按有的资料介绍,UTF-8的解码和编码可以用如下方法:
s=u"社会主义中国"
u8=s.encode("utf-8") ---转化成utf-8
#转化以后是“脡莽禄谩脰梅脪氓脰脨鹿煤”,而别的应用从gb2312转换后是"绀句細涓讳箟涓浗"
u8.decode("utf-8") ---转化成unicode
如果读取别的系统转换后的“绀句細涓讳箟涓浗”(utf-8),采用上述方法解码是就会出错:)
Sincerely,
Frank Ning
-------------- next part --------------
An HTML attachment was scrubbed...
URL: http://lists.exoweb.net/pipermail/python-chinese/attachments/20040806/6357e03c/attachment.html
2004年08月06日 星期五 15:46
##!/usr/bin/env python
#printu.py
import locale
encoding = locale.getdefaultlocale()[1]
P1="""社会主义中国"""
s1 = unicode(P1, encoding)
#s2 = unicode(P1, "utf-8")
print s1
print s1.encode("utf-8")
print len(s1)
#python printu.py
输出结果:
社会主义中国
绀句細涓讳箟涓浗
6
gavin wrote:
> 各位大虾:
>
> RFC2060中规定了中文信箱名的编码问题,现在摘录如下:
>
> *5.1.3. Mailbox International Naming Convention*
> By convention, international mailbox names are specified using a
> modified version of the UTF-7 encoding described in [UTF-7]. The
> purpose of these modifications is to correct the following problems
> with UTF-7:
>
> 1) UTF-7 uses the "+" character for shifting; this conflicts with
> the common use of "+" in mailbox names, in particular USENET
> newsgroup names.
>
> 2) UTF-7’s encoding is BASE64 which uses the "/" character; this
> conflicts with the use of "/" as a popular hierarchy delimiter.
>
> 3) UTF-7 prohibits the unencoded usage of "\"; this conflicts with
> the use of "\" as a popular hierarchy delimiter.
>
> 4) UTF-7 prohibits the unencoded usage of "˜"; this conflicts with
> the use of "˜" in some servers as a home directory indicator.
>
> 5) UTF-7 permits multiple alternate forms to represent the same
> string; in particular, printable US-ASCII chararacters can be
> represented in encoded form.
>
> In modified UTF-7, printable US-ASCII characters except for "&"

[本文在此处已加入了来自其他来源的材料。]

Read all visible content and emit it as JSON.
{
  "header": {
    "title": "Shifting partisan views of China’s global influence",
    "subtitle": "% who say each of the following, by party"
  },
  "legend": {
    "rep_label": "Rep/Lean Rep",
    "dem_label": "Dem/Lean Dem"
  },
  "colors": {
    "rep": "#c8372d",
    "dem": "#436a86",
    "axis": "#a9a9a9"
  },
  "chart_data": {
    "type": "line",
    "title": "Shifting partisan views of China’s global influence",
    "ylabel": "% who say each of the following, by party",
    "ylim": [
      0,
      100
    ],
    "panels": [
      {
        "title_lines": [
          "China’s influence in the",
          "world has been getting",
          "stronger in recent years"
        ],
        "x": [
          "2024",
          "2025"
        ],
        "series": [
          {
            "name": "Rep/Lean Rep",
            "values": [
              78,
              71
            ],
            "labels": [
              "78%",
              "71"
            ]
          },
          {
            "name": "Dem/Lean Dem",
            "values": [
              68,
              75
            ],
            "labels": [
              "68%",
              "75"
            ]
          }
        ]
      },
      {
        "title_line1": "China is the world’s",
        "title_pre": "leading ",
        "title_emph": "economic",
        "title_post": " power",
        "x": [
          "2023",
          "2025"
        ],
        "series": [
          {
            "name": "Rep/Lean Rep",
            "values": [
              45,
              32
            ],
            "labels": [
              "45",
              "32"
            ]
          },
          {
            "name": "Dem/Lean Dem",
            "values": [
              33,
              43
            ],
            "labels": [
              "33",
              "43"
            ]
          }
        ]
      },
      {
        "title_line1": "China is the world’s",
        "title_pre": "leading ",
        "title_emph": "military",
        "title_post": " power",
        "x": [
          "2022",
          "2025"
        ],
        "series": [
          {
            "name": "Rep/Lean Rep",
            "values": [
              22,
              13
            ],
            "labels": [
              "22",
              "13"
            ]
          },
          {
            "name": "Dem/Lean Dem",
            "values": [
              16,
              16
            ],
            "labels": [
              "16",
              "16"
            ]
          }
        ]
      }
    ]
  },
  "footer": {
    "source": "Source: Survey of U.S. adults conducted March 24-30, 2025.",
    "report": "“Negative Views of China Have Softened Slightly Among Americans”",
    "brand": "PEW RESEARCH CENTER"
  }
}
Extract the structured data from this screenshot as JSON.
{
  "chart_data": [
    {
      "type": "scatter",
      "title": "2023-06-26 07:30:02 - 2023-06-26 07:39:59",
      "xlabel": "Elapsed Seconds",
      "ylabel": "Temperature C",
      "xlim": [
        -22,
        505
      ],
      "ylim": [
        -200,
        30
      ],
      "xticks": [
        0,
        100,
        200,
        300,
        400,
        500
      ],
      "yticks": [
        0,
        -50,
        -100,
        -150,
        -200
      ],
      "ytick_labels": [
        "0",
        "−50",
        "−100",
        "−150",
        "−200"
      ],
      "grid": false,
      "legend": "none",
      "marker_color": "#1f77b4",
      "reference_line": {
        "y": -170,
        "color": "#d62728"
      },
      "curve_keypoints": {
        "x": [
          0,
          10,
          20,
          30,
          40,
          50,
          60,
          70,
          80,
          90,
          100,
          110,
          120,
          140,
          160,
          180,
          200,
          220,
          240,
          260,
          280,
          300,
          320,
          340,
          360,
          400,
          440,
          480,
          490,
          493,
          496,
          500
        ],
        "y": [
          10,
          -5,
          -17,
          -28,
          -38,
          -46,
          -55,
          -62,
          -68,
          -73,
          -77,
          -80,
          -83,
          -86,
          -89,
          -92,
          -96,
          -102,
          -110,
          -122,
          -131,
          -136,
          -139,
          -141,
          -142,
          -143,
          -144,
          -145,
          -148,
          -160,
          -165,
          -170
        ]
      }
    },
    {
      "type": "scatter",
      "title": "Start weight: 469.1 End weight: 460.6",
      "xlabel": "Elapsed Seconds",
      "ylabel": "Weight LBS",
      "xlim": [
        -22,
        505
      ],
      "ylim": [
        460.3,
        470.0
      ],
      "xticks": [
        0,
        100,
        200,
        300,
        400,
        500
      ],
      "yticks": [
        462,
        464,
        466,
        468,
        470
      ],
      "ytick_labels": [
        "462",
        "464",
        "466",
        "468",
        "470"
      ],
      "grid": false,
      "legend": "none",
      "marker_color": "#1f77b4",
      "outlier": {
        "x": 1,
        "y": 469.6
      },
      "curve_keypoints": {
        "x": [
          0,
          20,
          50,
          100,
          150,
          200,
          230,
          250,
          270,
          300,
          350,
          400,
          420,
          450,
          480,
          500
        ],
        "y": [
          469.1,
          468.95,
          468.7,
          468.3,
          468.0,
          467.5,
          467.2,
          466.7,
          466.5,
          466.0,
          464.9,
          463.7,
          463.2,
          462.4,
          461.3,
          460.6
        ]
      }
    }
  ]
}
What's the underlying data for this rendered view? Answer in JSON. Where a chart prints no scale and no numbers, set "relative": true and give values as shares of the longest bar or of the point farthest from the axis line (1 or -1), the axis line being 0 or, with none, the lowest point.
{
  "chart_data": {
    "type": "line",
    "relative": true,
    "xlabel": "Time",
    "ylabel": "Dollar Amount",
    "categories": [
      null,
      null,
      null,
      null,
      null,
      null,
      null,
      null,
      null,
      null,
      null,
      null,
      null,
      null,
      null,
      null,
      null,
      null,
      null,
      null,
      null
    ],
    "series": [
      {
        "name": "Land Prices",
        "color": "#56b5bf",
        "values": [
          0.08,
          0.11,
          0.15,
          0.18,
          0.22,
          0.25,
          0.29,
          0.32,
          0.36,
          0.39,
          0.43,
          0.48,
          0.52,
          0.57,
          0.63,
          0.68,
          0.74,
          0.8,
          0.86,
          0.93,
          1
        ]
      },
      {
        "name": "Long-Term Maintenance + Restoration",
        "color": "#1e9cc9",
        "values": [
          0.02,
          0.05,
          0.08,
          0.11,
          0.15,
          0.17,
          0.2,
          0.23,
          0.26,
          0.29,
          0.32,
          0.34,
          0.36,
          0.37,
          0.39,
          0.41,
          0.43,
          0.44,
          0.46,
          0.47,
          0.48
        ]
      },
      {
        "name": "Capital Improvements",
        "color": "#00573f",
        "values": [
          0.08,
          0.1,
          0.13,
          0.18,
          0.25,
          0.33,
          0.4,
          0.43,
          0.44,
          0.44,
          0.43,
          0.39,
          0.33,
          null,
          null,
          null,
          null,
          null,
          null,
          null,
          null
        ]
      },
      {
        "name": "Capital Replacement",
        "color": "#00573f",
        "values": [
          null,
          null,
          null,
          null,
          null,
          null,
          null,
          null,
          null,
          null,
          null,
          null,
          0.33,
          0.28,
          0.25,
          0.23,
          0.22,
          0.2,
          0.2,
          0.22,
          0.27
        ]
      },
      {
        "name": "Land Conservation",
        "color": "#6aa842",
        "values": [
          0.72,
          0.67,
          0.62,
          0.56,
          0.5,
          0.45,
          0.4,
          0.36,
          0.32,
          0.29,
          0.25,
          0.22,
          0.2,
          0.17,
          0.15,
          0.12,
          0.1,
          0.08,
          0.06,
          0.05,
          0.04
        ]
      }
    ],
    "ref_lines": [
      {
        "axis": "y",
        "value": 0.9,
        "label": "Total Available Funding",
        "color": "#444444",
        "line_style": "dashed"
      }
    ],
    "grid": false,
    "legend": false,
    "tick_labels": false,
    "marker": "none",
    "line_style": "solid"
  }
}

> represent themselves; that is, characters with octet values 0x20-0x25
> and 0x27-0x7e. The character "&" (0x26) is represented by the twooctet
> sequence "&-".
>
> All other characters (octet values 0x00-0x1f, 0x7f-0xff, and all
> Unicode 16-bit octets) are represented in modified BASE64, with a
> further modification from [UTF-7] that "," is used instead of "/".
> Modified BASE64 MUST NOT be used to represent any printing US-ASCII
> character which can represent itself.
> "&" is used to shift to modified BASE64 and "-" to shift back to USASCII.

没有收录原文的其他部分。